Nobuo Akagi, major fan of the Super Sentai franchise, transforms into AkibaRed, the dashingly cool hero … or at least, he likes to think so. It’s a break from his day job as a delivery boy. Mizuki Aoyagi is a high school martial artist, who has apparently never seen any of the franchise, but is the first one chosen to be AkibaBlue. Somewhere in the middle is cosplay-crazy office lady Yumeria Moegi, who transforms into AkibaYellow. Facing off against an evil organization wishing to demolish Akihabara (staffed by Sacrificial Corporate Goons), the heroes transform using a special device: a toy from AkibaRed’s favorite cartoon, Nijoyome Academy Z-Cune Aoi.
The budget’s obviously a little lower than a normal series; the Corporate Goons are just a mask on top of regular clothes, and the same costume is reused for a different monster in the first two episodes. Admittedly, much of the “giant robot” battle in the second episode is CG, but when your giant robot is a Toyota Prius, it’s an excuse not to have to pull out the giant battle sets that Tokumei Sentai GoBusters is using at the moment. Still, the main three suits are nice and unique enough, featuring more armor than the normal spandex allots, and filled with odd bits, such as AkibaRed’s hair capable of being used as an attack, and AkibaBlue having bear panties.
If you’re a fan of Super Sentai, the set of the Super Sentai Secret Base will have you analyzing every prop and toy in the background. This is ignoring the general amount of fan service the series includes: DekaRed’s actor (and the character of DekaRed … and a stunt actor as DekaRed, as well) appear in the second episode, supplying some publicity for the Japanese dub of Power Rangers SPD and fulfilling the “this show breaks the illusion” concept.
In fact, the concept of the Grand Delusion is amazing. To put it succinctly: the Akibarangers don’t exist, and don’t have a giant robot. When they transform, they share a mental illusion. The second episode shows their fight from the first from the real-world perspective, and it’s hilarious to see the trio swinging and hitting air in front of a restaurant as people walk by, staring. It turns out someone called the cops, who took care of the villains they thought they were fighting. In the second episode, they get hyped to fight with a giant robot, but Machine Itassher (the aforementioned Toyota Prius) is too insane for them at the moment; they need to lose more reality to have a cool giant robot battle.
If you’re a fan of moe, you’ll be sorely insulted … or find it hilarious. “Moe” is the dangerous trend of anime girls being cute and deadly, or some other odd combination (epitomized by Karl Olson in http:https://karlrolson.com/nerd2x.php?id=wetm). The fans of the show-within-a-show are all gangly nerds (or, in AkibaBlue’s case, try to hide it), presented as a plague on society; in fact, the motivation of the villains is to destroy Akihabara, as it’s dangerous to Japan’s culture. Sadly, the second episode doesn’t actually feature any animation or imagined dialogue with the lead girl, but it does feature a theme song of hers being used to transform Machine Itassher. Z-Cune Aoi is ever-present, but more as a cultural touchstone than a plot point; future episodes might change this.
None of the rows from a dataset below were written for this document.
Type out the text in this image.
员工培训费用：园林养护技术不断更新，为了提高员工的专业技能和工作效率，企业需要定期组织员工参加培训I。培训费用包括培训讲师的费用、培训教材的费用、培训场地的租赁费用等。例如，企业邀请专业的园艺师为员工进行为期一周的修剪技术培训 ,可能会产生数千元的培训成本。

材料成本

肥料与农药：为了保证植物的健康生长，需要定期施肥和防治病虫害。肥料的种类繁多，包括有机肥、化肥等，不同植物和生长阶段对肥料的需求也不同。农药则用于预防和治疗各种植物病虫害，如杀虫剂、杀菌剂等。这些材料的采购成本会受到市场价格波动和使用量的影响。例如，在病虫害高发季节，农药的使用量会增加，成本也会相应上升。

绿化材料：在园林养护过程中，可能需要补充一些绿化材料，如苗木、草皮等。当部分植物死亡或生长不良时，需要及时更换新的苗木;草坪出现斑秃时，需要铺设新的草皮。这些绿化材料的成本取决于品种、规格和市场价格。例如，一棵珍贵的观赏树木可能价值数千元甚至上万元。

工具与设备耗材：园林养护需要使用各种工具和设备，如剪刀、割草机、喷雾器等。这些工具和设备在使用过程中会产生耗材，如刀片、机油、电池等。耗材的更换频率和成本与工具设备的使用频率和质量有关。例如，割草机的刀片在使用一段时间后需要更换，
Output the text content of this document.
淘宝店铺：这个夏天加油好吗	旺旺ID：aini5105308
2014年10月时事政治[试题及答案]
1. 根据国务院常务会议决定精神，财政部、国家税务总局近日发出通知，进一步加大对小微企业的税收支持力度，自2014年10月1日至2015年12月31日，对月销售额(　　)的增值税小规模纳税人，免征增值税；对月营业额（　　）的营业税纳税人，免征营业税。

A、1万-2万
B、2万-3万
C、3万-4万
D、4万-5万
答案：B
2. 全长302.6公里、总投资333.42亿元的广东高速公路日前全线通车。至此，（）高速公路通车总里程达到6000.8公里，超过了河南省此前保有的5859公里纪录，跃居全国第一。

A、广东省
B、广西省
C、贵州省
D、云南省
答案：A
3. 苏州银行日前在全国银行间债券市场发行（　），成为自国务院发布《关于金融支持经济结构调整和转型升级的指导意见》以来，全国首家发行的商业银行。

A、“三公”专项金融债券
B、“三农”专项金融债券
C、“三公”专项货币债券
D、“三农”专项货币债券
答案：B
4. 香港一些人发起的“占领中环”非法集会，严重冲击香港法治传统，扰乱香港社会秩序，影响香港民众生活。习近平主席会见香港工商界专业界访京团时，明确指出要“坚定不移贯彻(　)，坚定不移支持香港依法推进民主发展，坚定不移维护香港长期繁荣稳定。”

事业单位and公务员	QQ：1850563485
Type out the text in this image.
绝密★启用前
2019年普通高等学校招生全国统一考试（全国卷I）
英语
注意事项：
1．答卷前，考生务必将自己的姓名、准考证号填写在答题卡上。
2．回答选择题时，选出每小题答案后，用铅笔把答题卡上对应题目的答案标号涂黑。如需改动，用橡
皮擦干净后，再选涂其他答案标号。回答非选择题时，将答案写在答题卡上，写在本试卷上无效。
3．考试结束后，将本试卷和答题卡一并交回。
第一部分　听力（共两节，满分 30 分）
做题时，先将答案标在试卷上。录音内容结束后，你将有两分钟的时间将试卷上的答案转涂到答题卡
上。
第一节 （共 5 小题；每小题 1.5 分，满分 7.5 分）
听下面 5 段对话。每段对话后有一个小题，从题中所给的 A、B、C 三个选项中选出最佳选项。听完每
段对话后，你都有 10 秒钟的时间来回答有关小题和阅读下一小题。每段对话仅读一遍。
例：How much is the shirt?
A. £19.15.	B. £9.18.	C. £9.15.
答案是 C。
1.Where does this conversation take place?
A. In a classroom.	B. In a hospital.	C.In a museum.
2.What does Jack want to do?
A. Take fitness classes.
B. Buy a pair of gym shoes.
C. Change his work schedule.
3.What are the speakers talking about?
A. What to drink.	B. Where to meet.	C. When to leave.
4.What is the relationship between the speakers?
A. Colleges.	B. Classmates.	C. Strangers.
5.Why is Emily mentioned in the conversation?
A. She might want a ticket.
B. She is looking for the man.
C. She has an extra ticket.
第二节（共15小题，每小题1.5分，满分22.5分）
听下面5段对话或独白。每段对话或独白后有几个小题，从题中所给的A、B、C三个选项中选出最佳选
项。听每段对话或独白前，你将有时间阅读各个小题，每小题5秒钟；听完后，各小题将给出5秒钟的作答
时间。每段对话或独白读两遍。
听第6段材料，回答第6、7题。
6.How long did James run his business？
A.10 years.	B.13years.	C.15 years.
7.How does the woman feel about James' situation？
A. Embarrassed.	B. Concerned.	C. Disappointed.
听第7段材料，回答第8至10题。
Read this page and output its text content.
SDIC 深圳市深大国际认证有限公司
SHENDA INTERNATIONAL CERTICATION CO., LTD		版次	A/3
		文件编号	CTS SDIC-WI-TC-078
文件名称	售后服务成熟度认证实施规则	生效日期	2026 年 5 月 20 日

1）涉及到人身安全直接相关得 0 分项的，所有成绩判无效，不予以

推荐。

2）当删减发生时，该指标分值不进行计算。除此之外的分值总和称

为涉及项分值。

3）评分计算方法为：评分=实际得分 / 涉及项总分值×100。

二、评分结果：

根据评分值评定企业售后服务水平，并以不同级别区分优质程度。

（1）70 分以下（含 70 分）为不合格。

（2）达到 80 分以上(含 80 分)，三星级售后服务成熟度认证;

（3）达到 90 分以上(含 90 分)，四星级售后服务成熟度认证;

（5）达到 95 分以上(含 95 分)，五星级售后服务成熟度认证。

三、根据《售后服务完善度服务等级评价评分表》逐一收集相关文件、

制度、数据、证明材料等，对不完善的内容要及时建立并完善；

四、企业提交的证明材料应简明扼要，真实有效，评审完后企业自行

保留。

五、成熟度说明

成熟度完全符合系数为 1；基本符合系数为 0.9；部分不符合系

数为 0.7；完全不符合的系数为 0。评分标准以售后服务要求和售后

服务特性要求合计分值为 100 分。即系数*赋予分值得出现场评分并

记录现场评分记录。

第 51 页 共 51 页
Chances are, we’ll never see Unofficial Sentai Akibaranger in America. The amount of footage actually usable in a Power Rangers series is minimal (it’s doubtful Saban would let a Yellow Ranger get groped and have a Blue Ranger get spanked), and yet, it’s purported 12-13 episode run would make it an amazing fit for a single-series set. FUNimation has dipped their toe in the tokusatsu waters with Zebraman 2: Attack on Zebra City, and there’s enough interest in “Adult Power Rangers” in America to get stuff like Sexy Rangers and such on shelves. If the title could be legally wrangled into this country, it’d be a great set to have. Until then, it looks like fans might have to settle with fan subs and the action figures found at anime conventions.
I can’t recommend the series enough to track down; if you’ve ever seen an episode of Power Rangers and wondered what was up with the explosions behind them as they pose, this series will at least lampshade it for you.